Le MR maintient la pression pour l'interdiction des signes religieux et philosophiques

Le Mouvement Réformateur a derechef insisté mardi pour qu'un véritable débat s'engage dans les diverses assemblées sur l'interdiction du port des signes convictionnels, c'est-à-dire religieux, philosophiques ou politiques, dans la fonction publique.

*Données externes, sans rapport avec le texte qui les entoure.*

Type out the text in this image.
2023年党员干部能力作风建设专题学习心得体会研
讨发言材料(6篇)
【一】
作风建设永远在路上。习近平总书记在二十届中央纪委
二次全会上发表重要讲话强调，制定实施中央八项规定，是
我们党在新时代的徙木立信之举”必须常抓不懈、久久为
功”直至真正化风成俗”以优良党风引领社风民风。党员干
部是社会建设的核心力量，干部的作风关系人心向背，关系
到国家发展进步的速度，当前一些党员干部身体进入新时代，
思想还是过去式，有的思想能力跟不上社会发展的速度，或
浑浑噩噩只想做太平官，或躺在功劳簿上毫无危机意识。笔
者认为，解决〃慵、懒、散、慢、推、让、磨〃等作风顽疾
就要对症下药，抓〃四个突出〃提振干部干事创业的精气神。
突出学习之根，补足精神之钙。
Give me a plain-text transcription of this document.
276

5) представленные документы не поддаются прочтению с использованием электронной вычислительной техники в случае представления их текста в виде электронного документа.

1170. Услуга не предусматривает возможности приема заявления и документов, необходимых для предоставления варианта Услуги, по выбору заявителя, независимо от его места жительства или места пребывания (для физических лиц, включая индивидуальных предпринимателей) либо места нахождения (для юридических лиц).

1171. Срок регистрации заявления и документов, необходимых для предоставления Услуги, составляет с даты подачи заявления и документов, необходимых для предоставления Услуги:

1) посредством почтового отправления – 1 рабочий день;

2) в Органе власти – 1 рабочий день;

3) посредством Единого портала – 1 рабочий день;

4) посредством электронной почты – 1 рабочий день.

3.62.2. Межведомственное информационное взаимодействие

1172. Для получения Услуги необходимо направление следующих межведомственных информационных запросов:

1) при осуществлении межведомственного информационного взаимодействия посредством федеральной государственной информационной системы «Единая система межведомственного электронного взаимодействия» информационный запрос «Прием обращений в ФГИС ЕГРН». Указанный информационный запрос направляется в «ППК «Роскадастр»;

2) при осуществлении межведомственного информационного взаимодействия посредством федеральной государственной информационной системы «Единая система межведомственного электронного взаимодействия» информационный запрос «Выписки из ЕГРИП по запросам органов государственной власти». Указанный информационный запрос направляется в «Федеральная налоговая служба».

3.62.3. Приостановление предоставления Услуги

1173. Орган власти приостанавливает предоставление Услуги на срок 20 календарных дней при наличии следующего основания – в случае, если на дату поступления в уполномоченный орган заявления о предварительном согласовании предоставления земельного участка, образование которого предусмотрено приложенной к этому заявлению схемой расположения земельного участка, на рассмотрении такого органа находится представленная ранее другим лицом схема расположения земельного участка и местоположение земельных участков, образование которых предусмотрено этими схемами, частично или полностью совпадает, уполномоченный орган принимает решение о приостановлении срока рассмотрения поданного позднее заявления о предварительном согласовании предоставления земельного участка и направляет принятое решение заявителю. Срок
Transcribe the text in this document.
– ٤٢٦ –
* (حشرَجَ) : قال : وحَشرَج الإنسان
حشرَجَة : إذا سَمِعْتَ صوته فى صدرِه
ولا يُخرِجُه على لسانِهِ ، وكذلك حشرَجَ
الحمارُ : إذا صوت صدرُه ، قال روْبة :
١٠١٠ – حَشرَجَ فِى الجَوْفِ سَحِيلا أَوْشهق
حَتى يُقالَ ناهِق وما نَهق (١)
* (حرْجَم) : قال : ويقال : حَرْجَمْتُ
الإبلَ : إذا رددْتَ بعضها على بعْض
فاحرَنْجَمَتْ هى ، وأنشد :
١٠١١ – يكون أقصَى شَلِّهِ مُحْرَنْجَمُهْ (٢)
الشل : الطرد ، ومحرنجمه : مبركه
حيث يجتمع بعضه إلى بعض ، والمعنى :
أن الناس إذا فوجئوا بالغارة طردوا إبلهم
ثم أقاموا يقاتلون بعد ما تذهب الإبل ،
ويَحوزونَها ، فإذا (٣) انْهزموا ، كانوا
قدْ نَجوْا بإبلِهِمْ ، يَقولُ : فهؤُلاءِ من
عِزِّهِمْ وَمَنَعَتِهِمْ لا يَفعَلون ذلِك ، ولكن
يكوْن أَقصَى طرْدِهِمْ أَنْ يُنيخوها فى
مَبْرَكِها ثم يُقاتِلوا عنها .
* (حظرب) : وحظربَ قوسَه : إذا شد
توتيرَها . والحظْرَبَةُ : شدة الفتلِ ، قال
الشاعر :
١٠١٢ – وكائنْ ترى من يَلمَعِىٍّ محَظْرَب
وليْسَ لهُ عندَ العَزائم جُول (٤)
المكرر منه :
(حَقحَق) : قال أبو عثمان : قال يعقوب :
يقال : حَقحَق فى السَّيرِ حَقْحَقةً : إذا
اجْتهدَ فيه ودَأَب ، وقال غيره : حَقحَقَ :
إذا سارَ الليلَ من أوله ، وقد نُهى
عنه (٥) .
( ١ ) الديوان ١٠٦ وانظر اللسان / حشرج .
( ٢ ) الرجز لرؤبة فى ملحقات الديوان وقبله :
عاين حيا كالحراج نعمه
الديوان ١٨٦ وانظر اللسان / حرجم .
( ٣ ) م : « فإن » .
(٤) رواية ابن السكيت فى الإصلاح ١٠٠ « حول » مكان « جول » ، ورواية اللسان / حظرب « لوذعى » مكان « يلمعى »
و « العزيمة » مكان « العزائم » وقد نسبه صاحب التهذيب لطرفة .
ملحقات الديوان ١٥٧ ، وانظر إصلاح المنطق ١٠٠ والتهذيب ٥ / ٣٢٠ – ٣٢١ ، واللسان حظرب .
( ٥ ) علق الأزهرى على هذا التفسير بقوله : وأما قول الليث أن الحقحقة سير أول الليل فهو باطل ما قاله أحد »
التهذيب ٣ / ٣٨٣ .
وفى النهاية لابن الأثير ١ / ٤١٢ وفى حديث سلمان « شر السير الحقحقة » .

Etant donné que le débat autour du port de signes convictionnels par des élus dans le cadre de leur fonction va avoir lieu à la Chambre comme aux Parlements wallon et bruxellois, il est bon de rappeler que des Députés MR ont également déposé une proposition de modification du règlement au Parlement de la Communauté française visant à interdire le port de signes convictionnels par les membres qui exercent une fonction de représentation.
En effet, le Député fédéral MR Denis Ducarme avait déposé une proposition de loi à la Chambre qui empêche d'afficher ostensiblement des signes religieux durant les travaux parlementaires, ainsi que durant les missions de représentation de la Chambre sur le plan national et international.
Aux Parlements wallon et bruxellois, des Députés MR avaient fait de même en déposant une proposition de résolution visant à interdire le port de signes convictionnels au sein des services des Gouvernements régionaux et des organismes d'intérêt public relevant des Régions.
Cette proposition a cependant été bloquée par la majorité PS-cdH-Ecolo dans l'arriéré de la Commission des Affaires générales. Il serait pourtant opportun - et cohérent ! - que le débat puisse s'ouvrir en même temps à tous les niveaux de pouvoir. Dès lors, le Groupe MR a demandé le 2 février dernier que l'on débloque l'arriéré afin que la réflexion puisse également avoir lieu au sein du Parlement de la Communauté française... Mais à ce jour, silence radio!
Au Parlement wallon, le chef de groupe Willy Borsus a demandé à la Commission des Affaires intérieures de cette Assemblée de voter sur sa proposition de décret relative aux agents communaux. La majorité Olivier a, comme la veille en Commission des Affaires générales, rejeté le texte, en précisant qu'elle n'était pas guidée par le contenu des textes mais par des motifs de forme et de délai.
Le MR ne veut plus attendre. Il est prêt à reporter le vote de sa proposition à 15 jours mais pas plus et a rappelé qu'il a déposé ses textes en octobre 2009, qu'il y a eu depuis lors des travaux de la Commission conjointe aux parlements francophones et les Assises de l'interculturalité. Maintenant il importe de se prononcer, demande le MR, et c'est au Parlement de le faire.
«Nous observons qu'il n'y a pas de consensus, qu'il y a des divisions fortes dans la majorité. Aujourd'hui, il n'y a pas de texte qui nous est soumis. Cette majorité fait une grave erreur: il y a une attente forte de la société d'entendre l'autorité publique s'exprimer,» a conclu Willy Borsus.